The set designers for Redeeming Love impressively recreate what a Gold Rush small town would look and feel like. Each main location was built out with care to set the mood for the shot. Even the lighting felt right at home with the era, with plenty of golden hour moments that frame Angel and Michael in a heavenly glow.
It is the storytelling where this one falters and needs some saving of its own. For anyone unfamiliar with the book, the fact that it is loosely based on the book of Hosea from the Bible could easily be missed. This film seems to struggle with how far it wants to lean into the religious side of its source material. When cliché christian phrases are spoken, the words “when you believe” or “with God” are typically left off. But the next scene will feature shots of Michael holding a Bible or someone praying. It's an identity crisis that if it had been solved prior to filming, would have helped strengthen the story.

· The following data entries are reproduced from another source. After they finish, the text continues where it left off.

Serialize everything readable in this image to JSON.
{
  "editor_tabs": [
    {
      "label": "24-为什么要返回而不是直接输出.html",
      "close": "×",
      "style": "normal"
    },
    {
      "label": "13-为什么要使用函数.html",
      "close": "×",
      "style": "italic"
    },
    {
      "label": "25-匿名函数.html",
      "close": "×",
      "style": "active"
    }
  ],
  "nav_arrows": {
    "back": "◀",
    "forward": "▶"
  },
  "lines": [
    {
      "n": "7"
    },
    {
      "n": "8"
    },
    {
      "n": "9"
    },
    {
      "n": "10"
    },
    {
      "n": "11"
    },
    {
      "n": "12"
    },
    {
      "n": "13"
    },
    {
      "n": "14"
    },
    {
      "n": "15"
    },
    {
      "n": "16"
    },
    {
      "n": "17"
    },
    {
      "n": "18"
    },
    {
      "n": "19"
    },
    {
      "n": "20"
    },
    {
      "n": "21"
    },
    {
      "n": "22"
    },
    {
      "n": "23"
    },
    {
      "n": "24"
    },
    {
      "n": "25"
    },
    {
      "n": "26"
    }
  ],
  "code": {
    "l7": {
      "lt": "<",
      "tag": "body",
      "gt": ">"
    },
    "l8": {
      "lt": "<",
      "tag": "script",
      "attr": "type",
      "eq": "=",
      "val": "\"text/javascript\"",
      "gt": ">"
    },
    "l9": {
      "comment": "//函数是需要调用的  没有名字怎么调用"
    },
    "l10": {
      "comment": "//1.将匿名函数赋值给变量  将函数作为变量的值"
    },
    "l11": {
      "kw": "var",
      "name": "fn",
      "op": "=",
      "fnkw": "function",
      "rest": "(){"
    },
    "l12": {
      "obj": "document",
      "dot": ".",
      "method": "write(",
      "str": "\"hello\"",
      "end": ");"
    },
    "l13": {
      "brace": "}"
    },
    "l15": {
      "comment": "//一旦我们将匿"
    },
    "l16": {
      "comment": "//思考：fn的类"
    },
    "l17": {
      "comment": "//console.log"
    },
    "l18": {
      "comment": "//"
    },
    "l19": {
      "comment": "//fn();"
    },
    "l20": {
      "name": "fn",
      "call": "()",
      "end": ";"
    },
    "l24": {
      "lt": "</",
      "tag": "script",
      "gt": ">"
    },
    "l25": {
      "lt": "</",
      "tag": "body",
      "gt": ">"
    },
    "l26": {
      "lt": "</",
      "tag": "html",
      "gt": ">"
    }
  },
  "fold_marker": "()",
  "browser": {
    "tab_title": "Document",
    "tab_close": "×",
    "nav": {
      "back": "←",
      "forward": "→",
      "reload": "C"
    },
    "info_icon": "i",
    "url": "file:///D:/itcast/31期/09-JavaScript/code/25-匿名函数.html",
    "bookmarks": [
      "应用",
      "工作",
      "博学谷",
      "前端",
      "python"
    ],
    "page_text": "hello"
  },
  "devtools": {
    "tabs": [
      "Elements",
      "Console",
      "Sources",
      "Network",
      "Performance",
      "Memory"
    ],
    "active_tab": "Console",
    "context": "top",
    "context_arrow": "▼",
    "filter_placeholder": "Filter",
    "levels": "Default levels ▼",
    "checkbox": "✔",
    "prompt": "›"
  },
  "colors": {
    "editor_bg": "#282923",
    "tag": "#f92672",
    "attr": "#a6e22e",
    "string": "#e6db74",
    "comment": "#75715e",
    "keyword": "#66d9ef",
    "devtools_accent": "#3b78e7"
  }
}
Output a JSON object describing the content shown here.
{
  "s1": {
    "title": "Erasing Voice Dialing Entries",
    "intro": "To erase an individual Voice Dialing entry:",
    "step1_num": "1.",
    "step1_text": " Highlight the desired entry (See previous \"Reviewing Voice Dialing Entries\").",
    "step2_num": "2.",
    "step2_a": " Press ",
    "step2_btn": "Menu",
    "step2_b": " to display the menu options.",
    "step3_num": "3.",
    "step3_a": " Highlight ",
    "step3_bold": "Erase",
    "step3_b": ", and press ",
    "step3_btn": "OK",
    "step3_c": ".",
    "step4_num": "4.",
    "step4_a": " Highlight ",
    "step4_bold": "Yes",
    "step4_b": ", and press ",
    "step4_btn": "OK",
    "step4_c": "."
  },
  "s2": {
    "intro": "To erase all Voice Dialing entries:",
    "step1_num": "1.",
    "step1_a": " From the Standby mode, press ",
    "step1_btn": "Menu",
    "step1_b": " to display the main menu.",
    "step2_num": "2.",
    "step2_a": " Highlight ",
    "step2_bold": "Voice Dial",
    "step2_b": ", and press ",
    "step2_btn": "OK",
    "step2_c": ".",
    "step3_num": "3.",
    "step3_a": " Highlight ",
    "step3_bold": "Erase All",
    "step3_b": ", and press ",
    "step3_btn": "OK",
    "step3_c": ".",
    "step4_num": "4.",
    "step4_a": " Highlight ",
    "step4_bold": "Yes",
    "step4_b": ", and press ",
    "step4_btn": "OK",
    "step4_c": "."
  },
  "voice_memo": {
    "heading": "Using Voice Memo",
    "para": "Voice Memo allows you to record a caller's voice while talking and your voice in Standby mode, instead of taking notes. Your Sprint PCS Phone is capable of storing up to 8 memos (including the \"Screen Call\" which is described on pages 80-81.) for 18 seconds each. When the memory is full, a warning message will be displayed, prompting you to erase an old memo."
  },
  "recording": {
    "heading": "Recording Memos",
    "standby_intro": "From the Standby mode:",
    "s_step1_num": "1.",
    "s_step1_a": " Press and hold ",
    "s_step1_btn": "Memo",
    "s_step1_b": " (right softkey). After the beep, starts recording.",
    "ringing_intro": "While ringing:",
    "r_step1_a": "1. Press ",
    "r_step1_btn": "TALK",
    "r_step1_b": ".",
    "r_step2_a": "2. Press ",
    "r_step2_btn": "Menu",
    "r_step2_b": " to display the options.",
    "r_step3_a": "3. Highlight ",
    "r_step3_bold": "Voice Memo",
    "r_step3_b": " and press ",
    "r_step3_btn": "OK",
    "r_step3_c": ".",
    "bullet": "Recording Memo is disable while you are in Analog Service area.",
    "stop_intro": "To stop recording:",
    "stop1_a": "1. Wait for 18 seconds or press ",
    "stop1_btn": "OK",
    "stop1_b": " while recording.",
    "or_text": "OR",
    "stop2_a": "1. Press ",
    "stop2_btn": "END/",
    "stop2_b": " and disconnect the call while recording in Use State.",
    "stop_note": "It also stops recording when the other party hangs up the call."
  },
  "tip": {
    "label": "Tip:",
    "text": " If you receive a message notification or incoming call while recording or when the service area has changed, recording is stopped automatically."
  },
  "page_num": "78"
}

Where it tiptoes around the religion it is relentless in driving home the point that Angel was and is still abused, and that time after time she was betrayed to the point where she doesn't believe she can or should be loved. Michael is meant to be a stark contrast to her, a light to her darkness. But the issue is he is too perfect and aside from a too brief moment towards the end of the third act, the story tries to paint Michael as the savior instead of Angel saving herself. Which is unfortunate because God's love is meant to be healing to all, which would have been great to see Angel come to accept alongside Michael's steadfast love and encouragement.
Ultimately, Redeeming Love uses a faith-based romance story meant to convey that even in our darkest times there is still hope to be found in unconditional love. It is messy and lacking in several spots but thanks to Abigail Cowen and Tom Lewis, this love story is worth a watch.
Redeeming Love is coming to theaters January 21, 2022. It is rated PG-13 for mature thematic content, sexual content, partial nudity, and strong violent content, with a runtime of 2 hours and 14 minutes.